In other words, if your copy is scannable because you put all the important facts into the sub-headings and bullet point lists then you’re not writing in-depth content. If the article is scannable then the reader is able to extract meaningful information from the scan points; everything else is superfluous. An in-depth article provides real information, real detail that cannot be extracted from scanning the article.
And if your in-depth content is scannable then you’re either wasting words on a really short topic or else you’re leading readers to miss out on important information. The structure of the article can be such that the page is broken up into digestible components for easier reading, but making it easier to read the page doesn’t mean you are making it easier to read the information.
When you really want your reader to get as much information as possible from your article you need to draw that reader deeper into the text. If you don’t believe this is possible then you just need to write a short article, not something so long you feel it must be scannable.
Some people stop reading long articles before they reach the end.
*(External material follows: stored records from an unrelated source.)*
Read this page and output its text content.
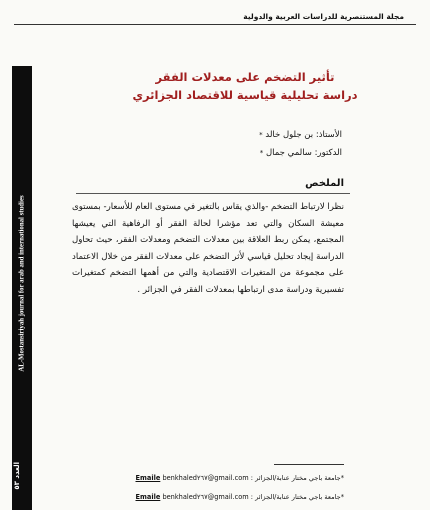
مجلة المستنصرية للدراسات العربية والدولية
AL-Mostansiriyah journal for arab and international studies
العدد ٥٣
تأثير التضخم على معدلات الفقر
دراسة تحليلية قياسية للاقتصاد الجزائري
الأستاذ: بن جلول خالد *
الدكتور: سالمي جمال *
الملخص
نظرا لارتباط التضخم -والذي يقاس بالتغير في مستوى العام للأسعار- بمستوى معيشة السكان والتي تعد مؤشرا لحالة الفقر أو الرفاهية التي يعيشها المجتمع، يمكن ربط العلاقة بين معدلات التضخم ومعدلات الفقر، حيث تحاول الدراسة إيجاد تحليل قياسي لأثر التضخم على معدلات الفقر من خلال الاعتماد على مجموعة من المتغيرات الاقتصادية والتي من أهمها التضخم كمتغيرات تفسيرية ودراسة مدى ارتباطها بمعدلات الفقر في الجزائر .
*جامعة باجي مختار عنابة/الجزائر Emaile benkhaled٢٦٧@gmail.com :
*جامعة باجي مختار عنابة/الجزائر Emaile benkhaled٢٦٧@gmail.com :
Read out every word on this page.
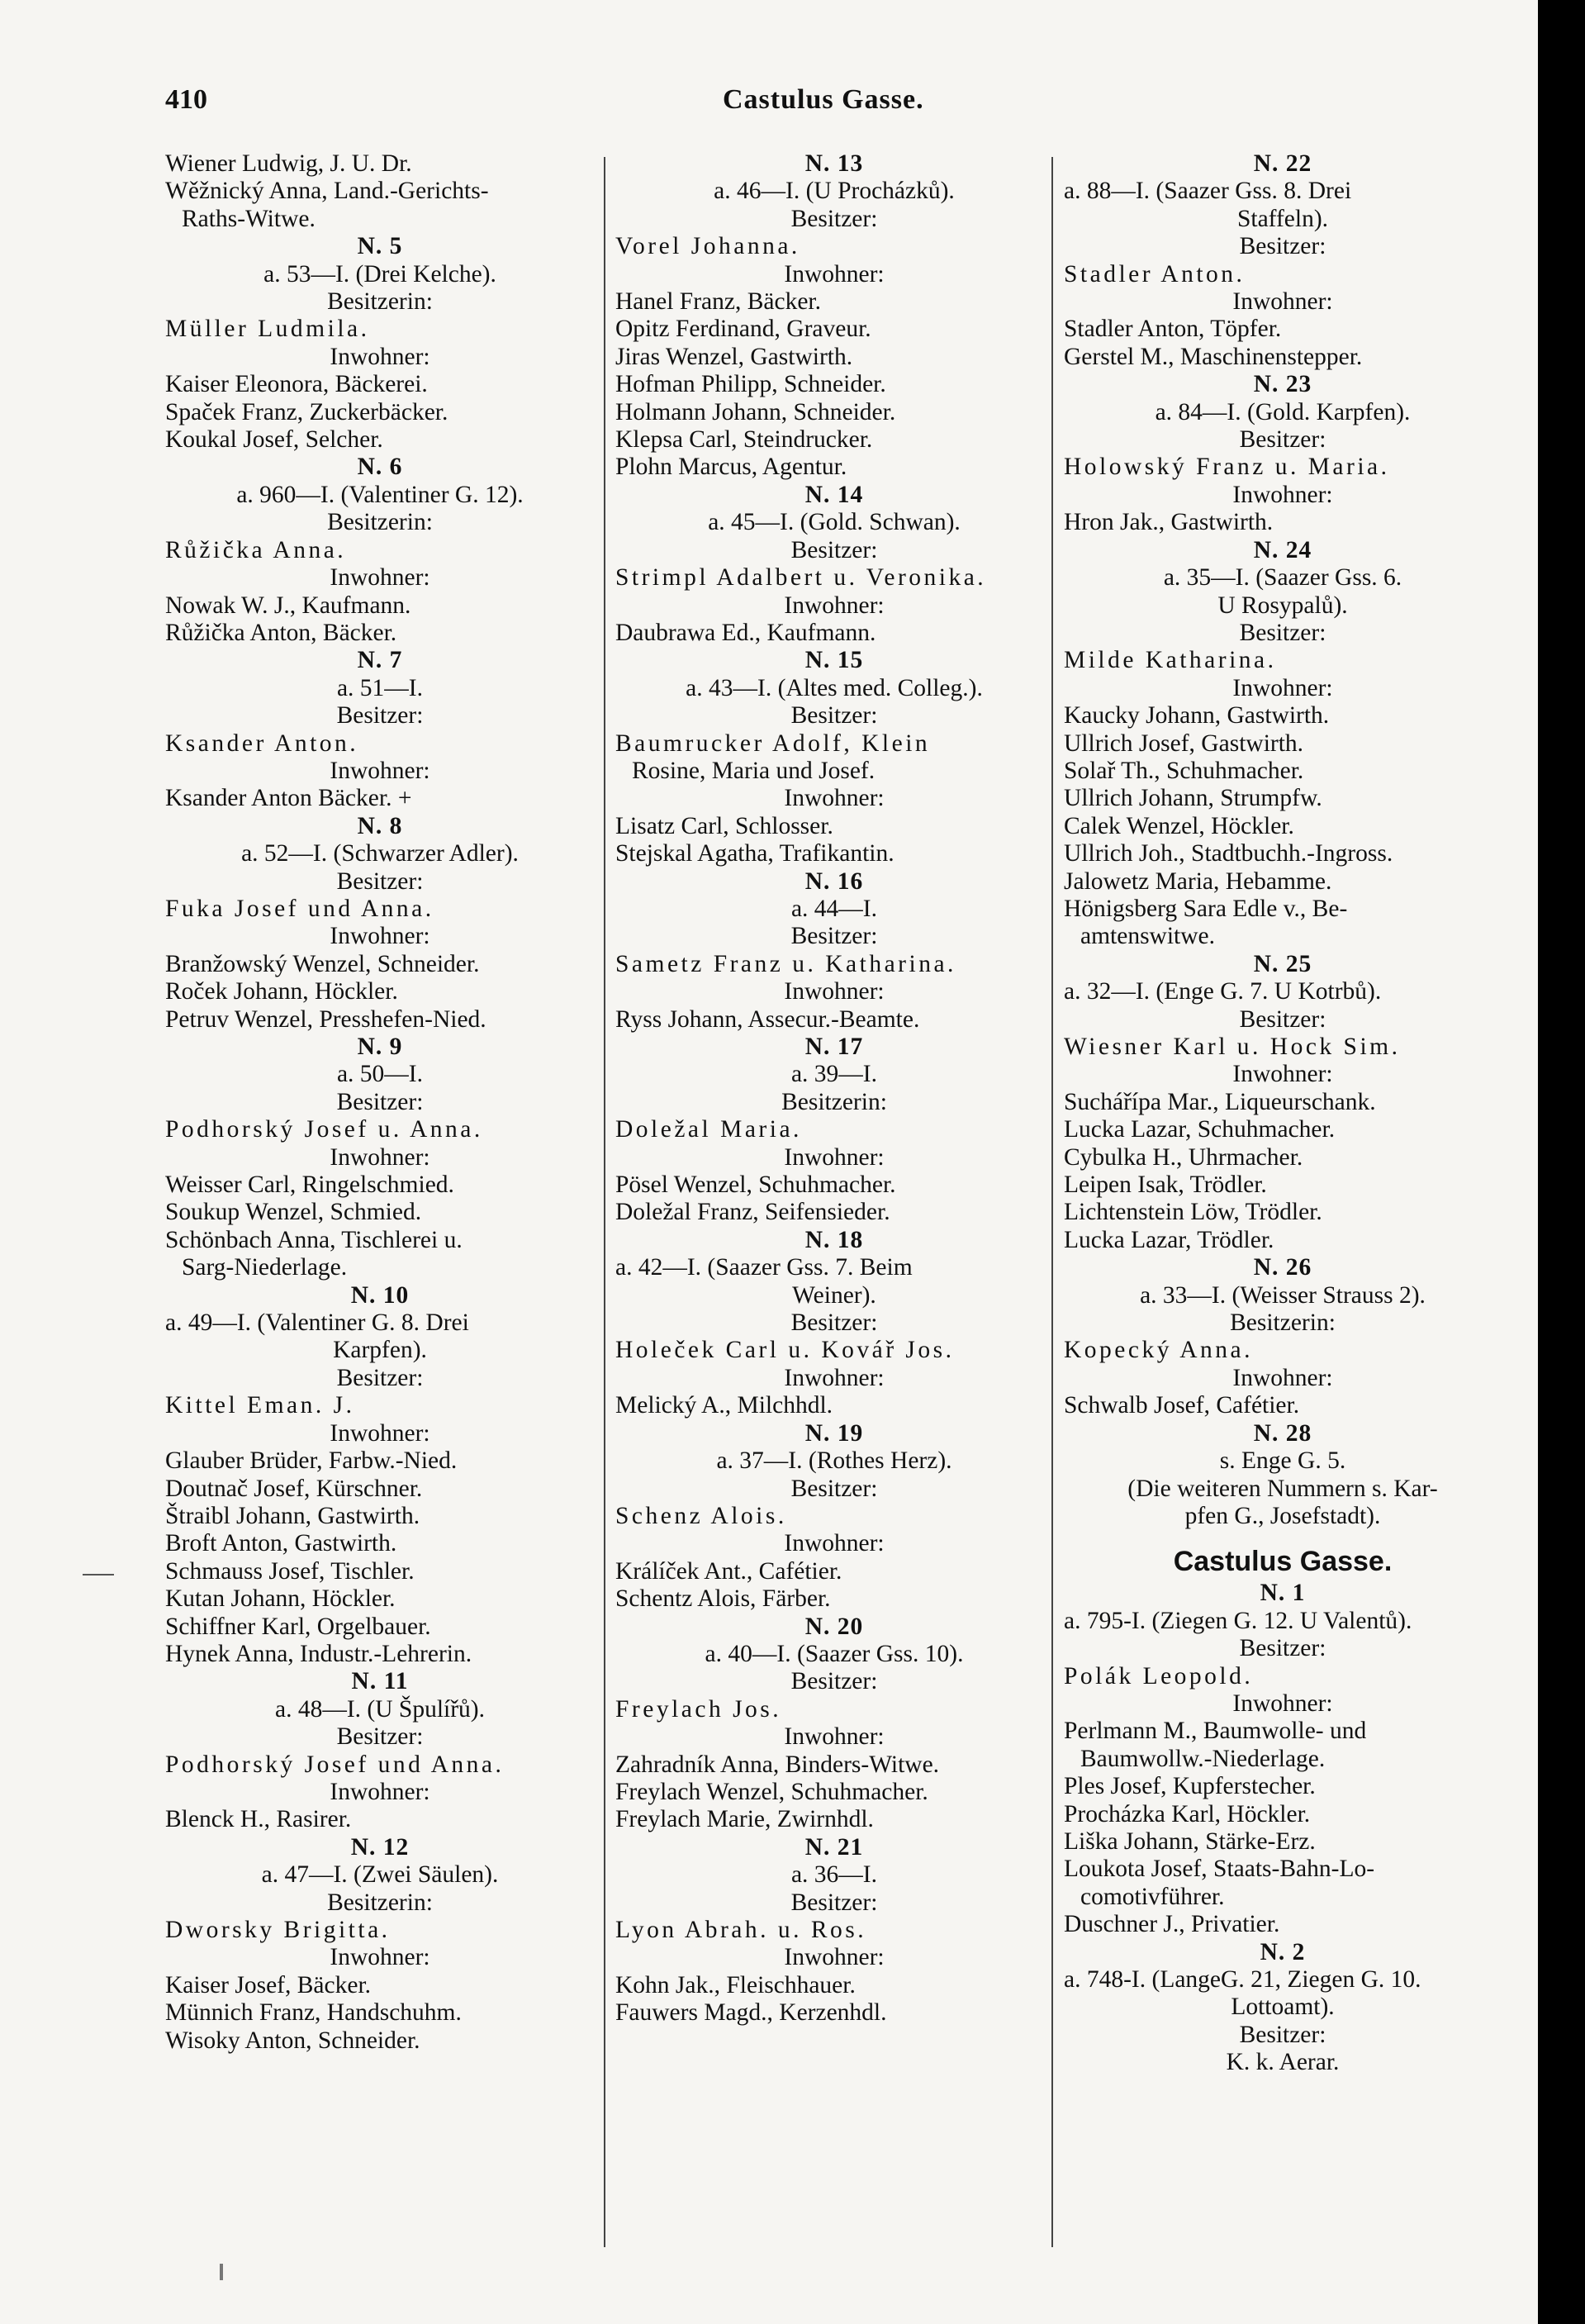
410	Castulus Gasse.
Wiener Ludwig, J. U. Dr.
Wěžnický Anna, Land.-Gerichts-
Raths-Witwe.
N. 5
a. 53—I. (Drei Kelche).
Besitzerin:
Müller Ludmila.
Inwohner:
Kaiser Eleonora, Bäckerei.
Spaček Franz, Zuckerbäcker.
Koukal Josef, Selcher.
N. 6
a. 960—I. (Valentiner G. 12).
Besitzerin:
Růžička Anna.
Inwohner:
Nowak W. J., Kaufmann.
Růžička Anton, Bäcker.
N. 7
a. 51—I.
Besitzer:
Ksander Anton.
Inwohner:
Ksander Anton Bäcker. +
N. 8
a. 52—I. (Schwarzer Adler).
Besitzer:
Fuka Josef und Anna.
Inwohner:
Branžowský Wenzel, Schneider.
Roček Johann, Höckler.
Petruv Wenzel, Presshefen-Nied.
N. 9
a. 50—I.
Besitzer:
Podhorský Josef u. Anna.
Inwohner:
Weisser Carl, Ringelschmied.
Soukup Wenzel, Schmied.
Schönbach Anna, Tischlerei u.
Sarg-Niederlage.
N. 10
a. 49—I. (Valentiner G. 8. Drei
Karpfen).
Besitzer:
Kittel Eman. J.
Inwohner:
Glauber Brüder, Farbw.-Nied.
Doutnač Josef, Kürschner.
Štraibl Johann, Gastwirth.
Broft Anton, Gastwirth.
Schmauss Josef, Tischler.
Kutan Johann, Höckler.
Schiffner Karl, Orgelbauer.
Hynek Anna, Industr.-Lehrerin.
N. 11
a. 48—I. (U Špulířů).
Besitzer:
Podhorský Josef und Anna.
Inwohner:
Blenck H., Rasirer.
N. 12
a. 47—I. (Zwei Säulen).
Besitzerin:
Dworsky Brigitta.
Inwohner:
Kaiser Josef, Bäcker.
Münnich Franz, Handschuhm.
Wisoky Anton, Schneider.
N. 13
a. 46—I. (U Procházků).
Besitzer:
Vorel Johanna.
Inwohner:
Hanel Franz, Bäcker.
Opitz Ferdinand, Graveur.
Jiras Wenzel, Gastwirth.
Hofman Philipp, Schneider.
Holmann Johann, Schneider.
Klepsa Carl, Steindrucker.
Plohn Marcus, Agentur.
N. 14
a. 45—I. (Gold. Schwan).
Besitzer:
Strimpl Adalbert u. Veronika.
Inwohner:
Daubrawa Ed., Kaufmann.
N. 15
a. 43—I. (Altes med. Colleg.).
Besitzer:
Baumrucker Adolf, Klein
Rosine, Maria und Josef.
Inwohner:
Lisatz Carl, Schlosser.
Stejskal Agatha, Trafikantin.
N. 16
a. 44—I.
Besitzer:
Sametz Franz u. Katharina.
Inwohner:
Ryss Johann, Assecur.-Beamte.
N. 17
a. 39—I.
Besitzerin:
Doležal Maria.
Inwohner:
Pösel Wenzel, Schuhmacher.
Doležal Franz, Seifensieder.
N. 18
a. 42—I. (Saazer Gss. 7. Beim
Weiner).
Besitzer:
Holeček Carl u. Kovář Jos.
Inwohner:
Melický A., Milchhdl.
N. 19
a. 37—I. (Rothes Herz).
Besitzer:
Schenz Alois.
Inwohner:
Králíček Ant., Cafétier.
Schentz Alois, Färber.
N. 20
a. 40—I. (Saazer Gss. 10).
Besitzer:
Freylach Jos.
Inwohner:
Zahradník Anna, Binders-Witwe.
Freylach Wenzel, Schuhmacher.
Freylach Marie, Zwirnhdl.
N. 21
a. 36—I.
Besitzer:
Lyon Abrah. u. Ros.
Inwohner:
Kohn Jak., Fleischhauer.
Fauwers Magd., Kerzenhdl.
N. 22
a. 88—I. (Saazer Gss. 8. Drei
Staffeln).
Besitzer:
Stadler Anton.
Inwohner:
Stadler Anton, Töpfer.
Gerstel M., Maschinenstepper.
N. 23
a. 84—I. (Gold. Karpfen).
Besitzer:
Holowský Franz u. Maria.
Inwohner:
Hron Jak., Gastwirth.
N. 24
a. 35—I. (Saazer Gss. 6.
U Rosypalů).
Besitzer:
Milde Katharina.
Inwohner:
Kaucky Johann, Gastwirth.
Ullrich Josef, Gastwirth.
Solař Th., Schuhmacher.
Ullrich Johann, Strumpfw.
Calek Wenzel, Höckler.
Ullrich Joh., Stadtbuchh.-Ingross.
Jalowetz Maria, Hebamme.
Hönigsberg Sara Edle v., Be-
amtenswitwe.
N. 25
a. 32—I. (Enge G. 7. U Kotrbů).
Besitzer:
Wiesner Karl u. Hock Sim.
Inwohner:
Suchářípa Mar., Liqueurschank.
Lucka Lazar, Schuhmacher.
Cybulka H., Uhrmacher.
Leipen Isak, Trödler.
Lichtenstein Löw, Trödler.
Lucka Lazar, Trödler.
N. 26
a. 33—I. (Weisser Strauss 2).
Besitzerin:
Kopecký Anna.
Inwohner:
Schwalb Josef, Cafétier.
N. 28
s. Enge G. 5.
(Die weiteren Nummern s. Kar-
pfen G., Josefstadt).
Castulus Gasse.
N. 1
a. 795-I. (Ziegen G. 12. U Valentů).
Besitzer:
Polák Leopold.
Inwohner:
Perlmann M., Baumwolle- und
Baumwollw.-Niederlage.
Ples Josef, Kupferstecher.
Procházka Karl, Höckler.
Liška Johann, Stärke-Erz.
Loukota Josef, Staats-Bahn-Lo-
comotivführer.
Duschner J., Privatier.
N. 2
a. 748-I. (LangeG. 21, Ziegen G. 10.
Lottoamt).
Besitzer:
K. k. Aerar.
That is true. But it’s also true that most people stop reading short articles before the end. Why? Because short articles rarely have anything worthwhile to say.
That doesn’t mean conciseness cannot be informative. Rather, it means that conciseness must not sacrifice information. Concise content must be useful and informative. It can be long or short and still be concise. But if it’s short it cannot be scannable.
Too many people have been writing scannable content for the Web. All the marketing advice columnists have sworn on their holy mantras that readers don’t stay long on a Web page. Well, that’s simply not true. Readers won’t stay long on a page that doesn’t hold their attention. They’ll keep coming back time and time again to a page that they believe is useful, helpful, and informative.
Whether the page is scannable really has nothing to do with how informative and helpful it is.